Communiqué de presse

La Chambre des Députés a voté mardi le 27 juin un projet de loi qui approuve « l’Accord entre l’État du Grand-Duché de Luxembourg et la République du Cabo Verde relatif à la gestion concertée du flux migratoire et au développement solidaire ».

Cet accord, conclu en 2015, est la suite d’autres accords entre le Cap Vert et l’Union Européenne, notamment celui qui facilite l’octroi de visas de court séjour ou celui de la réadmission des personnes en séjour irrégulier. Par l’accord voté cette semaine au Parlement, quelques spécificités des relations entre les deux pays ont été mises en place.

Ainsi, la coopération entre les deux pays est un élément charnière des relations diplomatiques, politiques, économiques et culturelles. La présence d’une importante communauté capverdienne ou d’origine capverdienne constitue aussi un élément fondamental de ces relations.

Rien de plus normal donc, qu’après avoir conclu un accord du même type avec la France, le Luxembourg s’ensuive. Les mouvements migratoires entre l’archipel et le Grand-Duché ne datent pas d’hier et assument un caractère structurel.

La Fédération des Associations Capverdiennes du Luxembourg et l’Association de Soutien aux Travailleurs Immigrés ne peuvent que saluer la négociation et la mise en vigueur de cet accord. Il fixe des règles claires pour des dispositions déjà existantes et crée de nouvelles possibilités de mobilité réciproques, ce qui est très positif. Il est toutefois regrettable que les travailleurs non-qualifiés – qui constituent le gros de l’immigration capverdienne au Luxembourg – soient les grands oubliés de cet accord.

Dans le détail, l’accord prévoit, par exemple, la création d’un visa à entrées multiple d’un maximum de 90 jours sur 6 mois, valable de 1 a 5 ans. Une telle disposition est louable, car elle évite ainsi des demandes de visa répétées nécessitant beaucoup de temps à être attribués. Moins positif est le fait que cette disposition ne cible que les personnes « hautement qualifiés » comme les avocats, les hommes d’affaires ou les fonctionnaires d’État.

Les jeunes sont aussi concernés, car ils pourront circuler plus facilement entre le Cap Vert et le Luxembourg et vice-versa. Ainsi ceux entre 18 et 35 ans pourront, sous certaines conditions, venir travailler au Luxembourg (ou inversement au Cap Vert) sans obligation du test de marché, pour une durée maximale de 3 à 18 mois. Néanmoins, pourquoi avoir limité cette facilité à 10 personnes par année ? Ceci est difficilement compréhensible et rend l’impact de la mesure dérisoire.

Ces deux exemples, démontrent bien l’esprit de l’accord : avancer mais à petits pas sans vraiment répondre aux besoins de la communauté capverdienne au Luxembourg !

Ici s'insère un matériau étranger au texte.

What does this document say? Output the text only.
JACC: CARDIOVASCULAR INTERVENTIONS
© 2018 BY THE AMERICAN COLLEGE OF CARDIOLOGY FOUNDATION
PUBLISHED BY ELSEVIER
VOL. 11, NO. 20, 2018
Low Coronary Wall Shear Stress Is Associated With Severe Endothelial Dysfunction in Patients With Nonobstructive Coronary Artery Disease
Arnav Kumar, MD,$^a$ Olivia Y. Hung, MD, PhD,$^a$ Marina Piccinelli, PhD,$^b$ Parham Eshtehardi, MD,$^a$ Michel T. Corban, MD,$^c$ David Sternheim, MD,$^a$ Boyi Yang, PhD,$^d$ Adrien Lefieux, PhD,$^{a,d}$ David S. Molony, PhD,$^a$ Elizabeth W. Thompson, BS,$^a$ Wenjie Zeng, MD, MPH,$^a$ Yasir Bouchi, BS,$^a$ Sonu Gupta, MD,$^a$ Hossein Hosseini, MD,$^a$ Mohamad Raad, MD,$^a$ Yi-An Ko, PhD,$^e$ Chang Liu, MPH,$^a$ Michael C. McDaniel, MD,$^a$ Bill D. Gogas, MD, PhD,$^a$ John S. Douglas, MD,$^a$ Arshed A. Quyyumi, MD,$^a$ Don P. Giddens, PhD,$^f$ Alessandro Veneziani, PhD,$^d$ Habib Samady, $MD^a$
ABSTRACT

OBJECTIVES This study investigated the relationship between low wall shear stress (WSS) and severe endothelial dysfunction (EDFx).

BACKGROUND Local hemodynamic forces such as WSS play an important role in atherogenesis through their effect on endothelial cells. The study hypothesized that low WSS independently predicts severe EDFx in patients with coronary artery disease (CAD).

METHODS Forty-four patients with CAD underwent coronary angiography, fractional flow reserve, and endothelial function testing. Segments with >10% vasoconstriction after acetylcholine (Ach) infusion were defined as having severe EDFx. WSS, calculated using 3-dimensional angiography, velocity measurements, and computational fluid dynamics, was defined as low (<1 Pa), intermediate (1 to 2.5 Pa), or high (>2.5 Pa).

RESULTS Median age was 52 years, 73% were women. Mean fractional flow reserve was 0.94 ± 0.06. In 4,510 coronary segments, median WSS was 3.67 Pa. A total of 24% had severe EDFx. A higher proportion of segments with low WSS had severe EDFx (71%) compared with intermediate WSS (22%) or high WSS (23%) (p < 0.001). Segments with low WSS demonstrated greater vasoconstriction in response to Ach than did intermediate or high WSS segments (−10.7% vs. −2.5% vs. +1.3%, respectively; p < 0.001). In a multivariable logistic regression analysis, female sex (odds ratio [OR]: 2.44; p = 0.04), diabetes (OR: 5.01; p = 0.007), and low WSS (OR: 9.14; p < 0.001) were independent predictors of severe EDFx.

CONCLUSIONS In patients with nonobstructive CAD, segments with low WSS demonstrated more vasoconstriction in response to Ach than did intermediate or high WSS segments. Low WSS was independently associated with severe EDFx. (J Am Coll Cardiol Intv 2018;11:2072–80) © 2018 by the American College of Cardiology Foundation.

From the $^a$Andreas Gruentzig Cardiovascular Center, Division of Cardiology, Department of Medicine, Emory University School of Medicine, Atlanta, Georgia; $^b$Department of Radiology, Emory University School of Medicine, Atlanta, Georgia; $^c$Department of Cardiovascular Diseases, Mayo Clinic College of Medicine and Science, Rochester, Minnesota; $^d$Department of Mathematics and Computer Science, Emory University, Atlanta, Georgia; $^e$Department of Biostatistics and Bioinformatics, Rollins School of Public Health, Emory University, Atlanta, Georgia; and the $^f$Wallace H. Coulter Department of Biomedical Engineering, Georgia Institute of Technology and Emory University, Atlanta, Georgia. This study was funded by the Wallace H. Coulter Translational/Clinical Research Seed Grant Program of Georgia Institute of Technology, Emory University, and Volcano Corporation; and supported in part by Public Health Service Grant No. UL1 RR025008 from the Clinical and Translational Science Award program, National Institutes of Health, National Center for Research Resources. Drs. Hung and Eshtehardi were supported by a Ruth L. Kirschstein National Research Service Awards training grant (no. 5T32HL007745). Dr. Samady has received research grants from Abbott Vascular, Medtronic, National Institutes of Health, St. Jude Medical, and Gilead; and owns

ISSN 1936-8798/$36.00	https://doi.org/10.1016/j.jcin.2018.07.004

La FACVL et l’ASTI regrettent le caractère restrictif des dispositions de l’accord qui ne répond pas aux défis de la réalité de la migration capverdienne au Luxembourg.

Puisque l’accord sera certainement la cible d’évaluations et d’évolutions, nous appelons les autorités des deux pays pour que les institutions de la diaspora, comme son Conseil, et le mouvement associatif capverdien du Luxembourg, soient impliqués dans le suivi de son application.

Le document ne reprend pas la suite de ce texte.